I’m not asking whether you have any idea what she went through.
What her family went through. If they knew.
What her mother had to deal with. If she knew.
I’m not telling you that there would’ve been no point in her mother making a huge fuss at the time.
I’m not telling you it only would’ve made things worse for Miss Blasey.
Teachers and parents could only protect her up to a point.
The rest of the time she’d have had to face the ridicule and gossip by herself. Quite likely, even so-called friends shunned her.
No, Mr. President. I’m not telling you these things.
You wouldn’t believe me anyway if I told you I was the mother of such a girl once upon a time.
I’m not going to tell you that she was drugged and raped. Or that she came to me in tears asking, “Mom, if I’ve been anally raped, would I know? Because everyone walking past me at school whispers ‘anal sex, anal sex.”
I’m not going to tell you about finding her in her bathroom, a pathetic little bundle on the floor, cutting herself with a razor blade.
I’m not going to tell you about sitting in my car in front of this small elite private college prep school and forcing my weeping fourteen-year old daughter to get out and face the school day.
I’m not going to tell you that I approached her favorite male teacher to follow up on the rumors even though she begged me not to. She said it would only make things worse.
She was right. Which I discovered when I sat watching soccer practice and some boys seated close by on the grass, not knowing who I was, would chant, “Number seventeen, number seventeen,” as she ran past. The number on her soccer jersey.

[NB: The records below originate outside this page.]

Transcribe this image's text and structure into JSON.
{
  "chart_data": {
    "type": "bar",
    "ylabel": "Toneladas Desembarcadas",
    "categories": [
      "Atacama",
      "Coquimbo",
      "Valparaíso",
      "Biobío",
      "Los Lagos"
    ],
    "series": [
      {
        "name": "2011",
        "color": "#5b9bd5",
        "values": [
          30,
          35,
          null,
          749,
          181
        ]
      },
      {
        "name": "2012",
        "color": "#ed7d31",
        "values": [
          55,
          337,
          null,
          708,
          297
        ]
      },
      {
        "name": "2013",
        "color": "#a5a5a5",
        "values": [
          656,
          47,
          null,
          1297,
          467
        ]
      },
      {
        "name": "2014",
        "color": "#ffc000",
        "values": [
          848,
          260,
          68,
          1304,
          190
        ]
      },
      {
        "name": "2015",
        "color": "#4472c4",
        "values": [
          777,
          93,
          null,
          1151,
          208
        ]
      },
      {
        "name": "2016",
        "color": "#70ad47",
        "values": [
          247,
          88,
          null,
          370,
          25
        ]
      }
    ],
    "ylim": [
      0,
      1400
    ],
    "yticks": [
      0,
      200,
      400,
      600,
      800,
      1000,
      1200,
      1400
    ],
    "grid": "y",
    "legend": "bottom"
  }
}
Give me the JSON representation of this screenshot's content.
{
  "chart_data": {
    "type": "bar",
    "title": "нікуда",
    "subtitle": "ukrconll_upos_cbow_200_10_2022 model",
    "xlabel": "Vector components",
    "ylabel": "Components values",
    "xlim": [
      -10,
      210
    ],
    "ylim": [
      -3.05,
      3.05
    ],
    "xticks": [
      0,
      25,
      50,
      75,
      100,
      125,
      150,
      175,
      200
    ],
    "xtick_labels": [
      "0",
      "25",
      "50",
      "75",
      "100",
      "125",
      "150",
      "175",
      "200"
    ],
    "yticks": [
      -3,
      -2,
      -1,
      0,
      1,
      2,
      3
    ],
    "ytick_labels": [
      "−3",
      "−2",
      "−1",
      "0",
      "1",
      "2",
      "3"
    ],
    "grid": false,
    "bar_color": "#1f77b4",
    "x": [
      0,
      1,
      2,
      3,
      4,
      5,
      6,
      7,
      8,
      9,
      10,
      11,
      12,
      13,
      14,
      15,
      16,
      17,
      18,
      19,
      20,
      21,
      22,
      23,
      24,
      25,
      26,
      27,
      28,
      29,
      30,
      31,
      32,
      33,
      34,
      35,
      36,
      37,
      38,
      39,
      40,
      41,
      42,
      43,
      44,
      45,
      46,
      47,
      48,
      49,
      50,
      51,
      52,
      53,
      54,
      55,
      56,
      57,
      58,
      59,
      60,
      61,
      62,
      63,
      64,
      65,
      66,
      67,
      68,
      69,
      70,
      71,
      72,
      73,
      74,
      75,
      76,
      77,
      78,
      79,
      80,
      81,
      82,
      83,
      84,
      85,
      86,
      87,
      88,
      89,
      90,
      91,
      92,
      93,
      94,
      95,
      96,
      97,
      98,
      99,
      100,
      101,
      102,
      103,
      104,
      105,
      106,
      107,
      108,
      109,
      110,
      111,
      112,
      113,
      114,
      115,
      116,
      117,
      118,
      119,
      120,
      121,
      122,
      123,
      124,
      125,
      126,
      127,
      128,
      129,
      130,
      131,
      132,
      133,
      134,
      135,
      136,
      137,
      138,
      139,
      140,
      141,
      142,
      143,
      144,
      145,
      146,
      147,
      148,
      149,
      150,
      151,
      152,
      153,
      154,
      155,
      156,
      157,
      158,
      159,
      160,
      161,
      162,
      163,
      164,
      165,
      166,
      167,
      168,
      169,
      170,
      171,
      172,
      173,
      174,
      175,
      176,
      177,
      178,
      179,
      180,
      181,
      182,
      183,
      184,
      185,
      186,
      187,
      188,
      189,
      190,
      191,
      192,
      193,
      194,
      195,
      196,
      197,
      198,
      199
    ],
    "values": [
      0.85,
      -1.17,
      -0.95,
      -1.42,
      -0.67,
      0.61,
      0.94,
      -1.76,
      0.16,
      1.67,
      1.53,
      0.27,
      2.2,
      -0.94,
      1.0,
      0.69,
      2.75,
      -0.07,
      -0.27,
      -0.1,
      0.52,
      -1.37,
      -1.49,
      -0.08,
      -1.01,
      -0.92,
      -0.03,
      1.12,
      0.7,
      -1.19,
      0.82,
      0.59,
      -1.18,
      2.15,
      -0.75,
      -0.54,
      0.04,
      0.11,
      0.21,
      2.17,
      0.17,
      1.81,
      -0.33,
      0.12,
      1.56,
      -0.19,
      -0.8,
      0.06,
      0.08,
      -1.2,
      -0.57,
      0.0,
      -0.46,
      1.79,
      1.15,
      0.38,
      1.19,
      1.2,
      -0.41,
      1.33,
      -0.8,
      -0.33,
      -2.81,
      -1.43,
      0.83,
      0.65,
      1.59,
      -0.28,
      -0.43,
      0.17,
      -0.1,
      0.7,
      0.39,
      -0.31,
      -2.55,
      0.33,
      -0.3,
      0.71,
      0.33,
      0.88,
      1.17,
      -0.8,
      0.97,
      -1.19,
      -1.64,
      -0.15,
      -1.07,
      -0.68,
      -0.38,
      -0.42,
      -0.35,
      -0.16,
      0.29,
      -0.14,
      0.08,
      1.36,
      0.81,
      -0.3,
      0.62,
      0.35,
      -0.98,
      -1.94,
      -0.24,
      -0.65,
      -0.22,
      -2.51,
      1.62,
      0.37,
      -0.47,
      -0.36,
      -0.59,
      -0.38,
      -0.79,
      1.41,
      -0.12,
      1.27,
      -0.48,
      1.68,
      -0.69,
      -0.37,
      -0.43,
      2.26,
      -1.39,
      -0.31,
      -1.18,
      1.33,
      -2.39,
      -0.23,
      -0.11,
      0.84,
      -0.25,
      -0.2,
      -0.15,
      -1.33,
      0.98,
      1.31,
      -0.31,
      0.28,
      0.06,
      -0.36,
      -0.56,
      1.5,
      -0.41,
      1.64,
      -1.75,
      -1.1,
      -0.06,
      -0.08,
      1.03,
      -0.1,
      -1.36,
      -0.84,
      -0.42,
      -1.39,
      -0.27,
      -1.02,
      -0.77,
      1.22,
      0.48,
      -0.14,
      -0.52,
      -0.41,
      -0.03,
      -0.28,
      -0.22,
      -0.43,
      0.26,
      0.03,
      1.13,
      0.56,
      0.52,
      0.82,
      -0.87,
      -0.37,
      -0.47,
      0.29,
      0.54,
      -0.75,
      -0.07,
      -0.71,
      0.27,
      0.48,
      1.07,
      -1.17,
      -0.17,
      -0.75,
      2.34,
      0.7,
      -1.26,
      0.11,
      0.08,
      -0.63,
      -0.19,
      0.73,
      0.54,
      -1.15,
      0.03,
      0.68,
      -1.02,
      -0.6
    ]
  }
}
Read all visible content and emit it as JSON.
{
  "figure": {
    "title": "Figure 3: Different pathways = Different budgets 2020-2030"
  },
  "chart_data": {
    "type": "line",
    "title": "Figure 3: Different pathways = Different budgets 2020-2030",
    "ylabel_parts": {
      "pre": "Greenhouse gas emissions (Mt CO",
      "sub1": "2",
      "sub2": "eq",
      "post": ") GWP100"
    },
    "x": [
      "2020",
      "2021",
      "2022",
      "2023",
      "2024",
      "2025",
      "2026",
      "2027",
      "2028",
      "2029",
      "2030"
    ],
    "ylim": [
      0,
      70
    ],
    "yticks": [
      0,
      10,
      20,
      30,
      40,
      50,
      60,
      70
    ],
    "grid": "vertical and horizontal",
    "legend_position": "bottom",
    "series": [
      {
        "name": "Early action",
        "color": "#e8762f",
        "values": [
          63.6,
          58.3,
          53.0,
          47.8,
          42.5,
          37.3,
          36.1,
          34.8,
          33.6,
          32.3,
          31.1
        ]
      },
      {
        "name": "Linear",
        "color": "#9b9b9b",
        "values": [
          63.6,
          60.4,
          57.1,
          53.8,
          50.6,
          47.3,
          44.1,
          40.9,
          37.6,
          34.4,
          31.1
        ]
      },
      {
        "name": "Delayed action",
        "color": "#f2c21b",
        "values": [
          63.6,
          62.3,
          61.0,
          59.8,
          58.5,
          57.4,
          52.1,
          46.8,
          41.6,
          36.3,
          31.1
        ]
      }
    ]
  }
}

We were new in town. Where we’d moved from she had lots of friends, boys and girls. Everyone was always at everyone else’s house. When she wanted to visit some boys, she’d met at this new school in this new town, I drove her there. Met the father. The mother was ill. Told him who I was. That my daughter was visiting.
No problem. The next time she wanted to visit I hesitated, but another girl was going with her. And she was lonely. Missing her old school and her friends.
The other mom picked up her daughter but left mine behind. When I called to say I’m going to get the girls, I was told she’d already collected her daughter.
The rest is history.
The parents were there. Much later I was told that no one allowed their girls to go to that house. I wish I’d had that warning before.
I’m not going to tell you how I changed her school three times. But the rumors followed. Or how we weathered the inevitable experimentation with drugs. And how, by the Grace of God and many prayers from me, she found her niche. Found self-confidence in modeling. Found direction. Graduated. Got a Bright Futures Scholarship. Loved Anthropology and teaching thirteen-year-old little girls the basics of modeling.
I ‘m not going to tell you that she died in a hail of bullets in a dirty parking lot. Being in the wrong place at the wrong time. Somewhere she would not have been, had she not been raped by a boy and his friends four years before.
I don’t know where he is today. Or what he’s doing. I do know that if his name came up in a high-profile issue, I would be hard-pressed not to tell my story.
No, I won’t tell you these things because it’s not what you want to hear.
On a parting note, I’m not a raging feminist. I questioned last year whether Me Too is turning into a witch hunt. (Read: "ME TOO" TURNING INTO A WITCH HUNT?)
But I’m tired of women not being given the same consideration as men.
Then again, as I said Mr. President, I’m not writing this letter to you.